Muy bien, dijo, parándose al lado de Irene. Vamos.
A ella le habría gustado que se tumbara a su lado. Los dos juntos en la playa. Rendirse, soltar el cabo, que la barca fuera a la deriva, olvidarse de la cabaña, olvidarse de todo lo que había salido mal a lo largo de los años y volver a casa, entrar en calor y empezar de nuevo. No se le antojaba imposible. Si ambos decidían intentarlo, podría hacerlo.
Pero no, se metieron en el agua dejando que las pequeñas olas se encaramaran casi hasta sus rodillas, y subieron a bordo. Irene se agarró a los troncos y pasó las piernas dentro, sin dejar de preguntarse por qué lo hacía. El impulso de esa persona en que se había convertido al lado de Gary, de la persona en que se había convertido viviendo en Alaska, el impulso que hacía tan difícil parar ahora y volver a casa. ¿Cómo había sucedido?
Al motor, Gary apretó la perilla del conducto de la gasolina, extrajo el obturador, dio un fuerte tirón al cordón de arranque. Y el motor se encendió a la primera, sin problemas, escupiendo un chorro de agua de refrigeración y menos humo del que Irene estaba acostumbrada a ver. Un buen motor, de cuatro tiempos, desmesuradamente caro, pero al menos era fiable. Lo último que ella deseaba era quedar a la deriva en medio del lago y en plena tormenta.

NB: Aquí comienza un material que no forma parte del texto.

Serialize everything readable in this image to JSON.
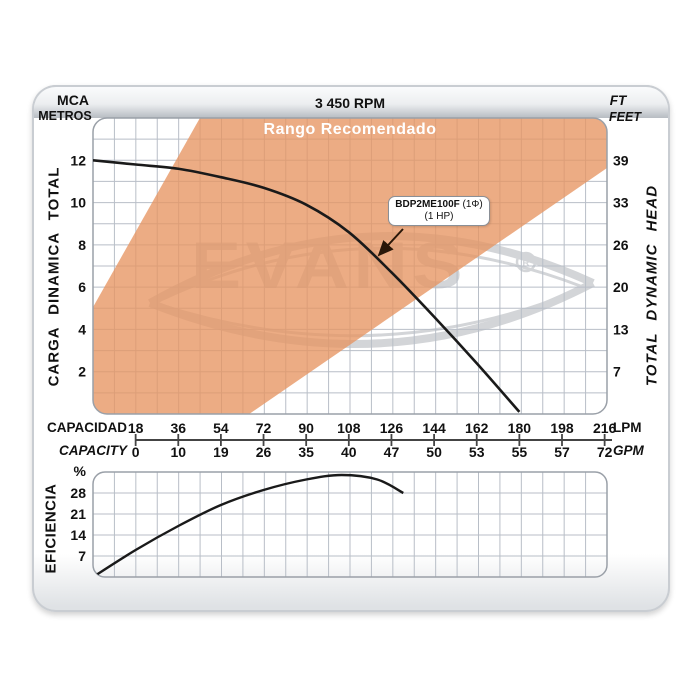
{
  "header": {
    "left_unit_line1": "MCA",
    "left_unit_line2": "METROS",
    "rpm": "3 450 RPM",
    "right_unit_line1": "FT",
    "right_unit_line2": "FEET"
  },
  "main_chart": {
    "recommended_range_label": "Rango Recomendado",
    "y_left_axis_label": "CARGA DINAMICA TOTAL",
    "y_right_axis_label": "TOTAL DYNAMIC HEAD",
    "pump_model": "BDP2ME100F",
    "pump_phase": " (1Φ)",
    "pump_power": "(1 HP)"
  },
  "x_axis": {
    "label_row1": "CAPACIDAD",
    "label_row2": "CAPACITY",
    "unit_row1": "LPM",
    "unit_row2": "GPM"
  },
  "efficiency_chart": {
    "axis_label": "EFICIENCIA",
    "unit_label": "%"
  },
  "watermark": {
    "text": "EVANS",
    "registered": "R"
  },
  "colors": {
    "recommended_range_orange": "#E79561",
    "recommended_range_opacity": 0.78,
    "grid_line": "#b8bec7",
    "plot_border": "#9aa0a8",
    "watermark_gray": "#d3d5d8",
    "curve_black": "#1a1a1a",
    "axis_line": "#444444",
    "arrow_brown": "#2a1708"
  },
  "chart_data": [
    {
      "type": "line",
      "name": "head-capacity-curve",
      "title": "3 450 RPM",
      "xlabel": "CAPACIDAD / CAPACITY",
      "ylabel_left": "CARGA DINAMICA TOTAL (MCA METROS)",
      "ylabel_right": "TOTAL DYNAMIC HEAD (FT FEET)",
      "x_lpm": [
        0,
        18,
        36,
        54,
        72,
        90,
        108,
        126,
        144,
        162,
        180
      ],
      "y_metros": [
        12,
        11.8,
        11.6,
        11.2,
        10.7,
        9.9,
        8.6,
        6.7,
        4.6,
        2.4,
        0.1
      ],
      "xlim_lpm": [
        0,
        217
      ],
      "ylim_metros": [
        0,
        14
      ],
      "x_ticks_lpm": [
        "18",
        "36",
        "54",
        "72",
        "90",
        "108",
        "126",
        "144",
        "162",
        "180",
        "198",
        "216"
      ],
      "x_ticks_gpm": [
        "0",
        "10",
        "19",
        "26",
        "35",
        "40",
        "47",
        "50",
        "53",
        "55",
        "57",
        "72"
      ],
      "y_ticks_left_metros": [
        "12",
        "10",
        "8",
        "6",
        "4",
        "2"
      ],
      "y_ticks_right_feet": [
        "39",
        "33",
        "26",
        "20",
        "13",
        "7"
      ],
      "grid": true,
      "recommended_range_polygon_pct": [
        [
          0,
          63.9
        ],
        [
          20.8,
          0
        ],
        [
          100,
          0
        ],
        [
          100,
          16.9
        ],
        [
          30.4,
          100
        ],
        [
          0,
          100
        ]
      ]
    },
    {
      "type": "line",
      "name": "efficiency-curve",
      "ylabel": "EFICIENCIA %",
      "x_lpm": [
        0,
        18,
        36,
        54,
        72,
        90,
        105,
        120,
        131
      ],
      "y_pct": [
        0,
        9,
        17,
        24,
        29,
        32.5,
        34,
        32.5,
        28
      ],
      "ylim_pct": [
        0,
        35
      ],
      "y_ticks_pct": [
        "28",
        "21",
        "14",
        "7"
      ],
      "grid": true
    }
  ]
}
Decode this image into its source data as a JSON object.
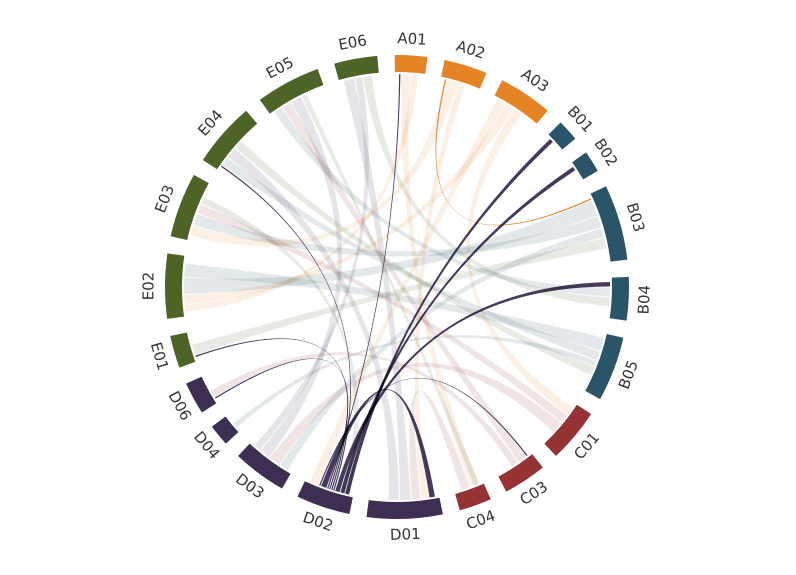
{
  "groups": [
    {
      "id": "A01",
      "label": "A01",
      "color": "#E68324",
      "size": 3
    },
    {
      "id": "A02",
      "label": "A02",
      "color": "#E68324",
      "size": 4
    },
    {
      "id": "A03",
      "label": "A03",
      "color": "#E68324",
      "size": 5
    },
    {
      "id": "B01",
      "label": "B01",
      "color": "#2A5467",
      "size": 2
    },
    {
      "id": "B02",
      "label": "B02",
      "color": "#2A5467",
      "size": 2
    },
    {
      "id": "B03",
      "label": "B03",
      "color": "#2A5467",
      "size": 7
    },
    {
      "id": "B04",
      "label": "B04",
      "color": "#2A5467",
      "size": 4
    },
    {
      "id": "B05",
      "label": "B05",
      "color": "#2A5467",
      "size": 6
    },
    {
      "id": "C01",
      "label": "C01",
      "color": "#943234",
      "size": 5
    },
    {
      "id": "C03",
      "label": "C03",
      "color": "#943234",
      "size": 4
    },
    {
      "id": "C04",
      "label": "C04",
      "color": "#943234",
      "size": 3
    },
    {
      "id": "D01",
      "label": "D01",
      "color": "#3D2E52",
      "size": 7
    },
    {
      "id": "D02",
      "label": "D02",
      "color": "#3D2E52",
      "size": 5
    },
    {
      "id": "D03",
      "label": "D03",
      "color": "#3D2E52",
      "size": 5
    },
    {
      "id": "D04",
      "label": "D04",
      "color": "#3D2E52",
      "size": 2
    },
    {
      "id": "D06",
      "label": "D06",
      "color": "#3D2E52",
      "size": 3
    },
    {
      "id": "E01",
      "label": "E01",
      "color": "#4E6326",
      "size": 3
    },
    {
      "id": "E02",
      "label": "E02",
      "color": "#4E6326",
      "size": 6
    },
    {
      "id": "E03",
      "label": "E03",
      "color": "#4E6326",
      "size": 6
    },
    {
      "id": "E04",
      "label": "E04",
      "color": "#4E6326",
      "size": 6
    },
    {
      "id": "E05",
      "label": "E05",
      "color": "#4E6326",
      "size": 6
    },
    {
      "id": "E06",
      "label": "E06",
      "color": "#4E6326",
      "size": 4
    }
  ],
  "links": [
    {
      "source": "D02",
      "target": "B01",
      "value": 0.45,
      "highlight": true
    },
    {
      "source": "D02",
      "target": "B02",
      "value": 0.45,
      "highlight": true
    },
    {
      "source": "D02",
      "target": "B04",
      "value": 0.5,
      "highlight": true
    },
    {
      "source": "D02",
      "target": "E04",
      "value": 0.1,
      "highlight": true
    },
    {
      "source": "D02",
      "target": "E01",
      "value": 0.12,
      "highlight": true
    },
    {
      "source": "D02",
      "target": "D06",
      "value": 0.12,
      "highlight": true
    },
    {
      "source": "D02",
      "target": "A01",
      "value": 0.05,
      "highlight": true
    },
    {
      "source": "D02",
      "target": "D01",
      "value": 0.6,
      "highlight": true
    },
    {
      "source": "D02",
      "target": "C03",
      "value": 0.1,
      "highlight": true
    },
    {
      "source": "A02",
      "target": "B03",
      "value": 0.15,
      "highlight": true
    },
    {
      "source": "A01",
      "target": "C04",
      "value": 1.0,
      "highlight": false
    },
    {
      "source": "A01",
      "target": "E02",
      "value": 0.8,
      "highlight": false
    },
    {
      "source": "A02",
      "target": "E03",
      "value": 1.2,
      "highlight": false
    },
    {
      "source": "A02",
      "target": "D01",
      "value": 0.8,
      "highlight": false
    },
    {
      "source": "A03",
      "target": "D02",
      "value": 1.0,
      "highlight": false
    },
    {
      "source": "A03",
      "target": "E02",
      "value": 1.0,
      "highlight": false
    },
    {
      "source": "A03",
      "target": "C01",
      "value": 1.0,
      "highlight": false
    },
    {
      "source": "B03",
      "target": "E02",
      "value": 1.8,
      "highlight": false
    },
    {
      "source": "B03",
      "target": "E03",
      "value": 1.3,
      "highlight": false
    },
    {
      "source": "B03",
      "target": "D03",
      "value": 1.0,
      "highlight": false
    },
    {
      "source": "B04",
      "target": "E05",
      "value": 1.0,
      "highlight": false
    },
    {
      "source": "B05",
      "target": "E02",
      "value": 1.5,
      "highlight": false
    },
    {
      "source": "B05",
      "target": "E04",
      "value": 1.0,
      "highlight": false
    },
    {
      "source": "B05",
      "target": "D04",
      "value": 0.6,
      "highlight": false
    },
    {
      "source": "C01",
      "target": "E03",
      "value": 1.0,
      "highlight": false
    },
    {
      "source": "C01",
      "target": "D03",
      "value": 1.3,
      "highlight": false
    },
    {
      "source": "C03",
      "target": "E05",
      "value": 1.0,
      "highlight": false
    },
    {
      "source": "C03",
      "target": "D06",
      "value": 0.8,
      "highlight": false
    },
    {
      "source": "C04",
      "target": "D01",
      "value": 1.0,
      "highlight": false
    },
    {
      "source": "D01",
      "target": "E06",
      "value": 1.2,
      "highlight": false
    },
    {
      "source": "D01",
      "target": "E04",
      "value": 1.2,
      "highlight": false
    },
    {
      "source": "D03",
      "target": "E05",
      "value": 1.2,
      "highlight": false
    },
    {
      "source": "D03",
      "target": "E06",
      "value": 0.8,
      "highlight": false
    },
    {
      "source": "E01",
      "target": "B03",
      "value": 1.2,
      "highlight": false
    },
    {
      "source": "E04",
      "target": "B05",
      "value": 1.0,
      "highlight": false
    },
    {
      "source": "E05",
      "target": "C04",
      "value": 0.6,
      "highlight": false
    },
    {
      "source": "E06",
      "target": "B04",
      "value": 1.0,
      "highlight": false
    },
    {
      "source": "E03",
      "target": "D02",
      "value": 0.8,
      "highlight": false
    }
  ]
}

Gary puso en funcionamiento la bomba de achique. Un chorro grueso de agua salió por el costado, y momentáneamente pareció que todo estaba bajo control. Entonces Irene se percató de que en la parte frontal de la barca se apreciaba una curva, un ángulo, allí donde Gary había empujado con el parachoques de la camioneta. No era algo muy aparatoso, pero Irene fue a examinar el burlete donde se juntaba la compuerta con la plancha lateral, y vio que entraba un hilillo de agua. Había tanta carga a bordo, que parte de la rampa estaba bajo el agua.
Llamó a Gary, pero él estaba dando marcha atrás en semicírculo y momentos después ponía el motor en forward. En vista de que estaba concentrado, de que no le prestaba atención, chilló ¡Gary! y agitó el brazo.
Gary desplazó la palanca a «neutro» y fue a echar un vistazo. Emitió una especie de gruñido, los dientes muy apretados. Acto seguido, sin embargo, volvió al motor y metió la marcha. Sin decir palabra, sin hablar de si seguían adelante o la llevaban primero a reparar.
Gary no conducía rápido. No iban a más de diez kilómetros por hora, pero sí cara al viento y contra unas olas de frente plano, cada una de las cuales suponía un chaparrón que los dejaba empapados.
Irene dio la espalda al oleaje y se puso mirando hacia Gary, pero él estaba vuelto también hacia atrás, guiaba tomando como referencia la orilla de la que habían partido y que poco a poco iba quedando atrás. Entre árboles disparejos, la camioneta visible todavía. Nadie más había aparcado allí. Normalmente había unas cuantas barcas y gente acampada, pero esta vez, si llegaba a ocurrirles algo, estarían solos, sin otra compañía que los golpetazos y una rociada de agua cada pocos segundos, los troncos amontonados y oscuros por la humedad, las bordas bajas, el chorro constante de la bomba de achicar. Casi como en un tipo nuevo de carromato, rumbo a nuevos territorios para formar un nuevo hogar.